I stumbled across this article about jukebox( aka catalog) musicals, and how they have nearly become ubiquitous in theatre these days.
I am not totally sure where I stand on the issue of jukeboxes. Their exponential proliferation does bother me somewhat, for various reasons. One is the copy cat syndrome. As the artilce states, they had been around in one form or another for a while. Yet once Mamma Mia! and a few others became certifiable mega-hits, everyone and their cousin suddenly wanted a piece of the action. The theatre landscape became, (and in some ways still is) flooded with musicals based on the hits of fill in the blank. It would seem many of them turned out to be trash.

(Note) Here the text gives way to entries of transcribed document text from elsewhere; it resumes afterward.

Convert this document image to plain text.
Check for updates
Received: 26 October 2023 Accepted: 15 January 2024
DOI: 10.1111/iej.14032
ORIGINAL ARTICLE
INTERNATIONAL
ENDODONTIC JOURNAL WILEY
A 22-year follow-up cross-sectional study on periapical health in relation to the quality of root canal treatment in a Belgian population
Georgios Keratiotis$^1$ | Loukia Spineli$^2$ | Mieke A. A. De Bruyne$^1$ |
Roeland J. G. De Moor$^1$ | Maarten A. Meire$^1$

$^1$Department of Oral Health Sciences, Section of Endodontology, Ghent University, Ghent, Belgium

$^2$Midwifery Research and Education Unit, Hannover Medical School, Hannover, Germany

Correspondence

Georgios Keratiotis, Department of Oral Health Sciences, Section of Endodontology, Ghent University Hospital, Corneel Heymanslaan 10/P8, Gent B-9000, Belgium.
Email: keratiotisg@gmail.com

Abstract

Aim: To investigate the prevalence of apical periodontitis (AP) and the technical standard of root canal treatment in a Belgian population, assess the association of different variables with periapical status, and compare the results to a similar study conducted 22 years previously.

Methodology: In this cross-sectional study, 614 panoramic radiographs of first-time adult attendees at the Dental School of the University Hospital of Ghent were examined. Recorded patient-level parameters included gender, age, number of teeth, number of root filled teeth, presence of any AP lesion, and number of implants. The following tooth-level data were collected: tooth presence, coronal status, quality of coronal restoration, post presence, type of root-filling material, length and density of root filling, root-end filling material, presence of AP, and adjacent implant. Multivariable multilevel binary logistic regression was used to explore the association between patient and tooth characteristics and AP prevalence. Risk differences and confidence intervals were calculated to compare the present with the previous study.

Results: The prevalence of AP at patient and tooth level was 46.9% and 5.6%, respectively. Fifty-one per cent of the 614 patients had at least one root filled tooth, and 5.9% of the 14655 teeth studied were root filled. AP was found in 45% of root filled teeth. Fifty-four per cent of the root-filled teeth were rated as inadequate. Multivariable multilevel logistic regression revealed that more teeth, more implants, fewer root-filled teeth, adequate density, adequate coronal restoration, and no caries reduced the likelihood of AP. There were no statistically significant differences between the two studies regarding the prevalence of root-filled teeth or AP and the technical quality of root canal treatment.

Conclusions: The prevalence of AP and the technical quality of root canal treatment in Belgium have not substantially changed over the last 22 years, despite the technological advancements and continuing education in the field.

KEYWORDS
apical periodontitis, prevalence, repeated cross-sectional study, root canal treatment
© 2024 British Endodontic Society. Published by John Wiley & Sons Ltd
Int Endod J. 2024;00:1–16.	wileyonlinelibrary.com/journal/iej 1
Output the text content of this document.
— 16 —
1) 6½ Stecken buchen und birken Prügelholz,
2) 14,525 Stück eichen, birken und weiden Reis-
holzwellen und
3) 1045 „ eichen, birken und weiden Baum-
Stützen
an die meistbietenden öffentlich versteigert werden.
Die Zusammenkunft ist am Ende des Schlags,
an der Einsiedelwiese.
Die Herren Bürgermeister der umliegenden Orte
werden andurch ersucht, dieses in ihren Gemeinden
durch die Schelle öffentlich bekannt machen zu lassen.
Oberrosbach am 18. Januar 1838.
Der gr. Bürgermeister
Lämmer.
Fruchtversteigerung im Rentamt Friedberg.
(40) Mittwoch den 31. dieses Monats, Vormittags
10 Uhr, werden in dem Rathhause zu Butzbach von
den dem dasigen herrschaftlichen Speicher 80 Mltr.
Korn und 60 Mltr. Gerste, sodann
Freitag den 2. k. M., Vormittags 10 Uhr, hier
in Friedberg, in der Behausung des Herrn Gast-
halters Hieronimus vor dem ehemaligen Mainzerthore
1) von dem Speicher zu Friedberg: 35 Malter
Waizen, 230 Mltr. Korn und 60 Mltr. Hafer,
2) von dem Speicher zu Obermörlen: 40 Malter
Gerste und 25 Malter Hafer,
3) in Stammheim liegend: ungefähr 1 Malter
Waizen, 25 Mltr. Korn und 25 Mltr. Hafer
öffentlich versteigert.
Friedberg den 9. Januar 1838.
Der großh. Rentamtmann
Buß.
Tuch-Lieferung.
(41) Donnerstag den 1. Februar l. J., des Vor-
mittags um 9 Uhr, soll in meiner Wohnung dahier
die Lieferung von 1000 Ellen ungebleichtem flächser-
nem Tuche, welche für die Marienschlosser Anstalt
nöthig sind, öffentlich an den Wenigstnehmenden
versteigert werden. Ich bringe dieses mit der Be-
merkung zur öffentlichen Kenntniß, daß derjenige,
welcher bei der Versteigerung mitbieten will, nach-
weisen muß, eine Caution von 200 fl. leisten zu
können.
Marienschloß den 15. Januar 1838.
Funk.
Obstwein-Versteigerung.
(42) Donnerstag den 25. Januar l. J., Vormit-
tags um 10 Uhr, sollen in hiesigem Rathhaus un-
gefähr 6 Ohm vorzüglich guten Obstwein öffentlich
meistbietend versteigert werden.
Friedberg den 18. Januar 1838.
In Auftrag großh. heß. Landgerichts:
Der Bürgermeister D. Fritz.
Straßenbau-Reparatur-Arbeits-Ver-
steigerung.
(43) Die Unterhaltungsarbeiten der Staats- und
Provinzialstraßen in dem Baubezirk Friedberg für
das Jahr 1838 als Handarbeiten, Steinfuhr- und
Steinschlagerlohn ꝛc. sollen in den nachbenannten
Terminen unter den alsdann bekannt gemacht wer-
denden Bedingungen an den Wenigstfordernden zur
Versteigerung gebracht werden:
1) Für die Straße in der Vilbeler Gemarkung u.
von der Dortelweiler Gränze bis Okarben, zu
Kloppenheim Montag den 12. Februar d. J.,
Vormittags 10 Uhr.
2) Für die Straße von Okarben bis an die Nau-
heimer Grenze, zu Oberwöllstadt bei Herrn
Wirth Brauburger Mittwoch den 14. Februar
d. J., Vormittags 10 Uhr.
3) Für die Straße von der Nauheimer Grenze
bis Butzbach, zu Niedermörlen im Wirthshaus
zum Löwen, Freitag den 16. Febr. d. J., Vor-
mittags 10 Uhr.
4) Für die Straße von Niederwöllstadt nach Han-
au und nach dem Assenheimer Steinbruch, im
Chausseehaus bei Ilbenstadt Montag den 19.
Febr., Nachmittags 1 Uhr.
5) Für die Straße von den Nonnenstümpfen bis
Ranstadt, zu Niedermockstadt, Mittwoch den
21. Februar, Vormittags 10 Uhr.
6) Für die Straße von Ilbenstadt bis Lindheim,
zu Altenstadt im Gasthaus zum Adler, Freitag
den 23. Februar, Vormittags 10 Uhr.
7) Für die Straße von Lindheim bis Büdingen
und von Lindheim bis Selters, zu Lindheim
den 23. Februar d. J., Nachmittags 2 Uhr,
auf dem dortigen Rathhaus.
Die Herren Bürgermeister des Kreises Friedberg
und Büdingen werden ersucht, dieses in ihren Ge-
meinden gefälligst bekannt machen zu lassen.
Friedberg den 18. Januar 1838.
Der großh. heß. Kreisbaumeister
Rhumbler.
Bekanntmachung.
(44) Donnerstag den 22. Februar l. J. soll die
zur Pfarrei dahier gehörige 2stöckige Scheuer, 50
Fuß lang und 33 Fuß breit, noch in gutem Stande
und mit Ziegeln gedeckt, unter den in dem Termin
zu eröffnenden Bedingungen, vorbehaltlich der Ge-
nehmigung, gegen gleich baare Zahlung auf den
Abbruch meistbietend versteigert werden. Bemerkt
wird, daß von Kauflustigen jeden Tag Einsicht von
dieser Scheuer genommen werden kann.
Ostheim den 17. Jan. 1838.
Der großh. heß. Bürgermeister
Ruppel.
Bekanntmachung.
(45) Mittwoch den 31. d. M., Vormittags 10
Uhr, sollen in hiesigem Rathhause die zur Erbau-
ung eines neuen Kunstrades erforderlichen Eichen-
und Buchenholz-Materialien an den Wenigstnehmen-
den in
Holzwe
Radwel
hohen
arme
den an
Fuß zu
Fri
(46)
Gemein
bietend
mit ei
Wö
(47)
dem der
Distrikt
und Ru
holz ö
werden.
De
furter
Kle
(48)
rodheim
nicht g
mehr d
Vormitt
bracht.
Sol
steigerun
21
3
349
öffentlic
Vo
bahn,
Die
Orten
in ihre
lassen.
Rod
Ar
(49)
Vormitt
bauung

Honestly, though, I get annoyed and fed up with any trend. The reality trend on television is one example. The boy band trend of the late 1990's is another. The concept of people, particularly in the entertainment industry, doing exactly what everyone else is doing always reeks in my opinion. People fear originality. Particularly in American musical theatre, so it would seem.
That aversion to originality is another reason I am somewhat reluctant to embrace the jukebox productions wholesale. It seems possible to me, that the more we spoon-feed this kind of fan service in our live theatres, the less potential for artistry there is.
Yet it cannot be denied that several of these shows make good money. It is show business after all, and producers have the right to make money, I suppose. I furthermore admit that seeing some of the jukebox shows, would be quite fun for me. (Though as of yet I have not.) Actually being in some of them myself would be even more fun. So they do have their place, even if I do not think they should dominate the way they do. Like french fries. They are still food, and in the right portions are fine. I just would not want every meal to be mostly a plate of fries.
Maybe if these musicals could thrive elsewhere other than Broadway itself, I would be less conflicted. I suppose there is a part of me that wishes that the Great White Way would opt out of the genre, and leave it to the folks downtown. Just for the sake of making a point. That is unrealistic, I understand. Yet I would venture to say I am not the only person who holds that view somewhere deep inside.
In the interest of full disclosure, however, I should admit that if some theatre somewhere decides to produce an REO Speedwagon catalog musical and offered me a chance to be in it, I would be there before you could say "Take It On the Run".